According to her, oil sardines, a low-priced staple sustenance and nutritional food for millions and with a total value of Rs 350 crore and an annual production of 3.8 lakh tonnes, prefer sea temperatures lower than 28°C. They are now moving away from their traditional waters, because the temperature is higher.

The Indian Mackerel, worth another Rs 350 crore and an annual production of 1.4 lakh tonnes, is generally seen in surface and sub-surface waters. Conventionally caught by surface drift nets by artisanal fishermen, in recent years, the fish is increasingly getting caught in bottom trawl nets operated by large mechanised boats at about 50 m depth, because the fish is descending into deeper waters to avoid warmer surface waters. Changes in the presence of zoo plankton, with larger presence of macro zooplankton and diminishing of micro zoo plankton because of acidification of the waters, is also affecting fish.

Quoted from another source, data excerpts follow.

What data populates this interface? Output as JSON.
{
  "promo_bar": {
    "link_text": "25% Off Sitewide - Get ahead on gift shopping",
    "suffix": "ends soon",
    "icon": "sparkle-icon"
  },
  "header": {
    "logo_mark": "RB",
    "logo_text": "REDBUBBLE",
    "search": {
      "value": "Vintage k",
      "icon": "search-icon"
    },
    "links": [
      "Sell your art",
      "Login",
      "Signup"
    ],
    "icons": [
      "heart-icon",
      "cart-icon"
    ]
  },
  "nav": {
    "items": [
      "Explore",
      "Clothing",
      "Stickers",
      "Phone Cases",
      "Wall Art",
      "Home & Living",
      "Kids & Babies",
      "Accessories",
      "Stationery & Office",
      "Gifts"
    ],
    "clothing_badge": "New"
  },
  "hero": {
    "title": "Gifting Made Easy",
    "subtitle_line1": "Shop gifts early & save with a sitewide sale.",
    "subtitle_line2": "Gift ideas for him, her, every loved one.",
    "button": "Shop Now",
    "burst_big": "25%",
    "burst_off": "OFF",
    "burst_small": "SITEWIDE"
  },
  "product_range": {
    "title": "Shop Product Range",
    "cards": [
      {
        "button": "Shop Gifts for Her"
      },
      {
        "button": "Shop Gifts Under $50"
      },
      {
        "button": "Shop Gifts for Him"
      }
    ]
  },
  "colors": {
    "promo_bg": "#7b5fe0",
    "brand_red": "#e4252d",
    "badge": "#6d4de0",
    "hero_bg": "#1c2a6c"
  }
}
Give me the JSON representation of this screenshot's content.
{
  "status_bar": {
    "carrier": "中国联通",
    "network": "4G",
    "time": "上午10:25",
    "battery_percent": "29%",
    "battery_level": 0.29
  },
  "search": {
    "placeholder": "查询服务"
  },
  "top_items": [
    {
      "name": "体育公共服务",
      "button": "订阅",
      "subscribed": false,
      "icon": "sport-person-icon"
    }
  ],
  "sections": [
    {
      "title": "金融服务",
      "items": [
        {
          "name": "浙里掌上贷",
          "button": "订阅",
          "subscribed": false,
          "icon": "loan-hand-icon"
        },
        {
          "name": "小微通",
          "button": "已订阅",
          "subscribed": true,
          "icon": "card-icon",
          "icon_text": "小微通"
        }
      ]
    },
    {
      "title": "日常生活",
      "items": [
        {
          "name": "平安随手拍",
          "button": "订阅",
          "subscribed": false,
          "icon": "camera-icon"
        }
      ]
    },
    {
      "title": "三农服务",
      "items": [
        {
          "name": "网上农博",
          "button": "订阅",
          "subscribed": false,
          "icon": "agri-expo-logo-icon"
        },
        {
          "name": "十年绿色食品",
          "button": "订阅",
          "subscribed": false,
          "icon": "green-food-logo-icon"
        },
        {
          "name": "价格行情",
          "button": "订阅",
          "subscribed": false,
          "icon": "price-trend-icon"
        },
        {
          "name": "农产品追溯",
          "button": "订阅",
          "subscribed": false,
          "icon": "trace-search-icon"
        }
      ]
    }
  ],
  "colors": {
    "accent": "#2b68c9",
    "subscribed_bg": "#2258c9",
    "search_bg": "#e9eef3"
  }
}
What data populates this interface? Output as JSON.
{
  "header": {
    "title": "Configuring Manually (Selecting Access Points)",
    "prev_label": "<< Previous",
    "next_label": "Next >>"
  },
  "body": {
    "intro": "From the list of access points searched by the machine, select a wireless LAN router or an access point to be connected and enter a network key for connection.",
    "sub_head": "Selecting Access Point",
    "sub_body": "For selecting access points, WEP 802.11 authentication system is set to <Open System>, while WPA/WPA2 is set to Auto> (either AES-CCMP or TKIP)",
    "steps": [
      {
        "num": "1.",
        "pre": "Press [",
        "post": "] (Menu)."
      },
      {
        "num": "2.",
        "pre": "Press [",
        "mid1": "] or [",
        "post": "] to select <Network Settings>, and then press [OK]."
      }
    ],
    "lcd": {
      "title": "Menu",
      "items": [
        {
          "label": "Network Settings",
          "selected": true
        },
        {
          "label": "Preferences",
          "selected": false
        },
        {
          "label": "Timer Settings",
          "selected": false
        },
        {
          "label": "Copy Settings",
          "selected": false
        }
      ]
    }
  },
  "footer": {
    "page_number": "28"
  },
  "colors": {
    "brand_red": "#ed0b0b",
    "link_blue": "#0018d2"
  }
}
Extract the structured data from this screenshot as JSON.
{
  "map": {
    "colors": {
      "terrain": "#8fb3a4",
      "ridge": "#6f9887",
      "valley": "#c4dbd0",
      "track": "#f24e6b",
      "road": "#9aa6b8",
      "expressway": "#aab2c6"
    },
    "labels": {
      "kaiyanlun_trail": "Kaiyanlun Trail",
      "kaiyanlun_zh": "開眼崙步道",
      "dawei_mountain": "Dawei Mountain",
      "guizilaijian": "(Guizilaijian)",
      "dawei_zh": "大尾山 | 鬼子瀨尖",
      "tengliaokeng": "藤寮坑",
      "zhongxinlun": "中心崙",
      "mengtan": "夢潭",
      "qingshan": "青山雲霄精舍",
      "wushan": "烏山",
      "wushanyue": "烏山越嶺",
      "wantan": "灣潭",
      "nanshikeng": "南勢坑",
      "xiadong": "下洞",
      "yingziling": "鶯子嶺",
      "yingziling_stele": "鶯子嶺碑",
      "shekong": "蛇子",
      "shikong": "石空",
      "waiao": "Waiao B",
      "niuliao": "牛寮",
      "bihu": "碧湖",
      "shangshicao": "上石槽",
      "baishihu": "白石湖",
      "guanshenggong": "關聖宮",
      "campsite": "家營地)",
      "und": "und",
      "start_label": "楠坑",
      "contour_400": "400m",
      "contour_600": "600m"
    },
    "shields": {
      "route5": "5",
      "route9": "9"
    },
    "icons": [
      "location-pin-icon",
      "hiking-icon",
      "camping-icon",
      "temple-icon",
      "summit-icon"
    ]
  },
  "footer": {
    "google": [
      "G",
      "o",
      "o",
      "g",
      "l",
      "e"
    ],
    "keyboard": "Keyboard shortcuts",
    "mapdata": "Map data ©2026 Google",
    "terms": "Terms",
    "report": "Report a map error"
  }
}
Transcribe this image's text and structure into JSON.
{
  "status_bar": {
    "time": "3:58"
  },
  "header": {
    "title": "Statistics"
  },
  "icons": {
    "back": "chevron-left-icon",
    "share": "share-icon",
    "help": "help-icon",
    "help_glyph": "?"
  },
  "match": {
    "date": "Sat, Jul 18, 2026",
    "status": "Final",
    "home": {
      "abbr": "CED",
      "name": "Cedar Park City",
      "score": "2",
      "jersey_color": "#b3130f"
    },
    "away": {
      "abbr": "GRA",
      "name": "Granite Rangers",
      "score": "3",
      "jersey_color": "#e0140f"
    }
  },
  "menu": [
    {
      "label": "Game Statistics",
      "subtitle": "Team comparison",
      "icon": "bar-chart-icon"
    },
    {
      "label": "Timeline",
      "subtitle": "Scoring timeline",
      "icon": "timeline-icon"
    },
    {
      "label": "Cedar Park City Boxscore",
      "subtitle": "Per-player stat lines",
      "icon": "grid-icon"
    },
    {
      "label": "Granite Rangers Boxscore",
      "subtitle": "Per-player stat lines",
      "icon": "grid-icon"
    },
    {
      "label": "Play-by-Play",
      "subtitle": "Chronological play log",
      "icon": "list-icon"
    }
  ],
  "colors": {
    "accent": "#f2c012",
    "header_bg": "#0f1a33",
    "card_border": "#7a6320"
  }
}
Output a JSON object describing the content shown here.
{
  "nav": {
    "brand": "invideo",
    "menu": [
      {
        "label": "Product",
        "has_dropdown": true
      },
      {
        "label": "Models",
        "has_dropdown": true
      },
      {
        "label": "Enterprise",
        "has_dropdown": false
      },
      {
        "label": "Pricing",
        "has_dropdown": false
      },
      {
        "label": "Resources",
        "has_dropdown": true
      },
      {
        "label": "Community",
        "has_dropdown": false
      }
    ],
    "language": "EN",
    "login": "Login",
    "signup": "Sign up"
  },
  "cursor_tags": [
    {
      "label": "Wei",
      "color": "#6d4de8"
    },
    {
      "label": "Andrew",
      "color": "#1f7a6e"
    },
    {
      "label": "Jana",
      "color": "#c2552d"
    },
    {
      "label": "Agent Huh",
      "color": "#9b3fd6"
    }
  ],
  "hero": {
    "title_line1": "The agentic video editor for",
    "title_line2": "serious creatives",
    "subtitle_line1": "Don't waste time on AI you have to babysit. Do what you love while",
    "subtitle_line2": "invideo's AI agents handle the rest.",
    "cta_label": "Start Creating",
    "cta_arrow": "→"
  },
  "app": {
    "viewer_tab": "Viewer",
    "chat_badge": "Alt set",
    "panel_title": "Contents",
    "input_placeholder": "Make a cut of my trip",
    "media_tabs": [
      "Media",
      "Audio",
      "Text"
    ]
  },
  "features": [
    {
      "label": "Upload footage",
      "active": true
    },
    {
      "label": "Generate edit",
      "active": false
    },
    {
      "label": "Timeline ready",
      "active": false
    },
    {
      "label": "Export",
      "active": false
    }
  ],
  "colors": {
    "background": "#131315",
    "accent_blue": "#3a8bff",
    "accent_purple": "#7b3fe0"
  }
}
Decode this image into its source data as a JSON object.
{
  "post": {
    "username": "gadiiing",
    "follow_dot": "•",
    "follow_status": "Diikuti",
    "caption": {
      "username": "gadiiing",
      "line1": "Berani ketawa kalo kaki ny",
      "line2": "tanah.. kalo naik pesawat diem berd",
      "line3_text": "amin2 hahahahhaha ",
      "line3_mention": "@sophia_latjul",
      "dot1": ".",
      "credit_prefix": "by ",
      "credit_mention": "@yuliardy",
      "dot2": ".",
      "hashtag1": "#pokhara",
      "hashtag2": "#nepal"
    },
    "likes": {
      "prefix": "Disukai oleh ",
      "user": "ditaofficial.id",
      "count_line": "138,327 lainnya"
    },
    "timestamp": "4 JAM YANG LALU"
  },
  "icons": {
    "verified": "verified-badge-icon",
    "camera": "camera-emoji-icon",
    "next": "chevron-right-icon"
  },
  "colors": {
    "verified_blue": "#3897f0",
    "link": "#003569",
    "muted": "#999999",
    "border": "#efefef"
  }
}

The lives of the fishermen and their families are also being affected because of eroding coast lines reducing landing sites for their boats, extreme weather robbing them of days at sea, and flooding of their homes because of rising sea levels and excessive rainfall. With more than 100 million people living along the country’s 7,510 km coastline, their vulnerability to climate change is still not attended to with the rigour the issue deserves, a situation that the government better change in a hurry.